The City & The City, 2010
Video, length: 18, courtesy of the artists
Presentado por Hanoi Doclab, Vietnam
The destructive character sees nothing permanent.
-Walter Benjamin
East by Southeast, Tokyo and Saigon share a history of destruction and occupation while also displaying various forms of shifting Asian urbanism. Modern warfare generated the radical conditions for architectural, political and social change in both cities, but how do we discover the traces of this shared history after intense postmodern re-imaginings concomitant with relentless construction of capitalist space? This video references China Mieville’s baroque urban fiction in an exploration of Tokyo and Saigon that operates on the mechanics of the ethnographic, the documentary, and the performative. Like Benjamin’s dense notations on modernity’s environments, the video accumulates in passages, splitting the screen in views of the cities’ urban topographies. How do we know the cities have changed, coming upon them like this? Do cities travel anywhere after time passes in vortexes of war, occupation, revaluation, demolition and ecstatic construction? The video fails to record the deep archaeology of Asia’s urbanism. Instead, fantastic cityscapes rendered in split minutiae emerge from Tokyo and Saigon’s strangely dissembled histories after modernism has fled.

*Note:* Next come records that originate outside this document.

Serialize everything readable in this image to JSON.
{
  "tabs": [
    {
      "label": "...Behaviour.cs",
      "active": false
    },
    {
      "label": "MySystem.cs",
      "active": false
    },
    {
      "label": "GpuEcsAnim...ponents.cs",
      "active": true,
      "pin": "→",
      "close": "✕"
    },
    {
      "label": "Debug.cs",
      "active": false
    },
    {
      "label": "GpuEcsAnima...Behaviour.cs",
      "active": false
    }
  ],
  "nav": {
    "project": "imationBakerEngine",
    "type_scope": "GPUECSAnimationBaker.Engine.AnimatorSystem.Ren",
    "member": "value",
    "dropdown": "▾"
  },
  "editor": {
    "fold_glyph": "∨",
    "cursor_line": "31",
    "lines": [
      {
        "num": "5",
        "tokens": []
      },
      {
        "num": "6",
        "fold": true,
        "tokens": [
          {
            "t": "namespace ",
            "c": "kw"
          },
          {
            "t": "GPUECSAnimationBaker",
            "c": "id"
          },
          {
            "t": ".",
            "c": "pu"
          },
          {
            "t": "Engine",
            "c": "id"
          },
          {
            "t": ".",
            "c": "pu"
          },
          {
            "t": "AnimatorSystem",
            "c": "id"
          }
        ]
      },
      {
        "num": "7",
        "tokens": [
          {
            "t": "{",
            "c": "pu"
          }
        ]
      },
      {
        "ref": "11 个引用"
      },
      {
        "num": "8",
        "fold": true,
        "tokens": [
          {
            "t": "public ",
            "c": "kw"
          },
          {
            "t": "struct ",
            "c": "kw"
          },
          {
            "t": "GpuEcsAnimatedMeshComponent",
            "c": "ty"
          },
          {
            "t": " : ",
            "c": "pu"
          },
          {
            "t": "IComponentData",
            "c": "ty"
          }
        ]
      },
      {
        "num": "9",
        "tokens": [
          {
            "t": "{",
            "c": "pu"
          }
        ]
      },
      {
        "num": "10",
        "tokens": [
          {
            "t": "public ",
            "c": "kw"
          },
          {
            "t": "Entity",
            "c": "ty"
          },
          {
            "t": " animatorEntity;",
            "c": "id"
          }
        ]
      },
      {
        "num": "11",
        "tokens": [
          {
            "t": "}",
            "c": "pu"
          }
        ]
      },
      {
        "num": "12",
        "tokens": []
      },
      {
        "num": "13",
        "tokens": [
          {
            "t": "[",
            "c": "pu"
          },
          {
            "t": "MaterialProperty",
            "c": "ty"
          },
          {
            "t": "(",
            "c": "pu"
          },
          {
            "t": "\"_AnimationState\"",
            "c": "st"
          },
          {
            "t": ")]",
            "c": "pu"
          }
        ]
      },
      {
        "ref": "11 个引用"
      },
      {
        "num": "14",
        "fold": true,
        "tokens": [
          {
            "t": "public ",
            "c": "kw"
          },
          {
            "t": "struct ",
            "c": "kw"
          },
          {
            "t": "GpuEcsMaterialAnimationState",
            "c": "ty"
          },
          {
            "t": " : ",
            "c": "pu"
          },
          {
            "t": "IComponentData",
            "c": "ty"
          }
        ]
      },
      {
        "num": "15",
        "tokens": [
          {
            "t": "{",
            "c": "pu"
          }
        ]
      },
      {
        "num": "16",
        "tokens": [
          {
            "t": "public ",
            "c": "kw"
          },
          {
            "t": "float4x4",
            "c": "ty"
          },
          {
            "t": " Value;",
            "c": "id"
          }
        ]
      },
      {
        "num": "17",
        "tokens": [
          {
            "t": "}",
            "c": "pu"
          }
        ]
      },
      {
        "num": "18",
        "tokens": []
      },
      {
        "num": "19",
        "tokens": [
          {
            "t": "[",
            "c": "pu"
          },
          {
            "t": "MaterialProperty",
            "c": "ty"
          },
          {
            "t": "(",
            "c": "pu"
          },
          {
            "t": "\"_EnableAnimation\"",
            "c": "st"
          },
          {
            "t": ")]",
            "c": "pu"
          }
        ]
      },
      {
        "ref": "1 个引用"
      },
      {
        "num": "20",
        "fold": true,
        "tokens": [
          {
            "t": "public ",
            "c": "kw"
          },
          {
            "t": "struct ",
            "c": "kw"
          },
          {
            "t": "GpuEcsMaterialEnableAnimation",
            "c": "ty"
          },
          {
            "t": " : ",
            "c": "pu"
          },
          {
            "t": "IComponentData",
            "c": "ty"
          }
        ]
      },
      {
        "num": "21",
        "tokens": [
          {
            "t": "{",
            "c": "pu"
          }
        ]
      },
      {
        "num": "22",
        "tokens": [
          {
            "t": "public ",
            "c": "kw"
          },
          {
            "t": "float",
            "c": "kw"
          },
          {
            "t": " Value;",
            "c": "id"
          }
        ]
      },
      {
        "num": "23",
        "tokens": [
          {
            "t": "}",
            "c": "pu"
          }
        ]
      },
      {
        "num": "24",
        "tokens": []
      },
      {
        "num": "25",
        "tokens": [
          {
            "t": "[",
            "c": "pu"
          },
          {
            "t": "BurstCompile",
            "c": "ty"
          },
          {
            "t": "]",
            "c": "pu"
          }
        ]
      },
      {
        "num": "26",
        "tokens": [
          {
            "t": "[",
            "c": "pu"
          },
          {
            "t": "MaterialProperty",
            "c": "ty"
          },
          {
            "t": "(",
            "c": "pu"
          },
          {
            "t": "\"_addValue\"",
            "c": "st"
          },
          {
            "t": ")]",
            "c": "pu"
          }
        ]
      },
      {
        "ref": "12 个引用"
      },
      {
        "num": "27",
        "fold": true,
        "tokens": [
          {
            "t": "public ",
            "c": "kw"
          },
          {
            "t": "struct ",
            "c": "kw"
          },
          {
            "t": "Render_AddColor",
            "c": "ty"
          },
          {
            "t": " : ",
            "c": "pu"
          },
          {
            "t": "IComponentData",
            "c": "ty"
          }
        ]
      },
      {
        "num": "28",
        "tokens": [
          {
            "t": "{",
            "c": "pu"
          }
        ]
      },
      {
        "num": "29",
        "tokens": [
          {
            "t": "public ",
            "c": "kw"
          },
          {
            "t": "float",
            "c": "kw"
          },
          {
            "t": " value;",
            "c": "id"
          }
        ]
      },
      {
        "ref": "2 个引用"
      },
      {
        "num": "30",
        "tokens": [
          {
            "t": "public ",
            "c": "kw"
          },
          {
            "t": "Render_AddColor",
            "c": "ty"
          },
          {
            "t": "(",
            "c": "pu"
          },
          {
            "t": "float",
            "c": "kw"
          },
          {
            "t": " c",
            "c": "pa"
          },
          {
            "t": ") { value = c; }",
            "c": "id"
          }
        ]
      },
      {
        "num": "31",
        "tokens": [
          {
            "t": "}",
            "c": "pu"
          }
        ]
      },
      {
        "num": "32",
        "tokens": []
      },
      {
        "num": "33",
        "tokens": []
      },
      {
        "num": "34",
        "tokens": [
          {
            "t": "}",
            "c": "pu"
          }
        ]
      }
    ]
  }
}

Hong-An Truong is a graduate of the Whitney Museum Independent Study program and received her MFA from the University of California, Irvine. Most recent experimental pedagogical collaborations include The Gramsci Project with students at Laguardia Community College, New York (2010), and Acting the Words is Enacting the Worlds with Huong Ngo and students at EFA Project Space in New York (2011). Her work has been shown at Art in General, New York (2009), PAVILION, Bucharest (2010); the International Center for Photography, New York (2010), Monte Vista Projects, Los Angeles (2010), Agape Enterprise, Brooklyn, New York (2012), Berrie Center for the Arts, New Jersey (2012), and Green Papaya Art Projects, Manila, Philippines (2012), among other venues. She is a current recipient of an Art Matters Foundation Grant (2012).
Artist Statement here: http://www.hongantruong.com/index.php?/statement/
Dwayne Dixon is a PhD. candidate in the Dept. of Cultural Anthropology at Duke University where he is completing his dissertation on young people in Tokyo and their relations to urban space, changing economic conditions, and visual technologies.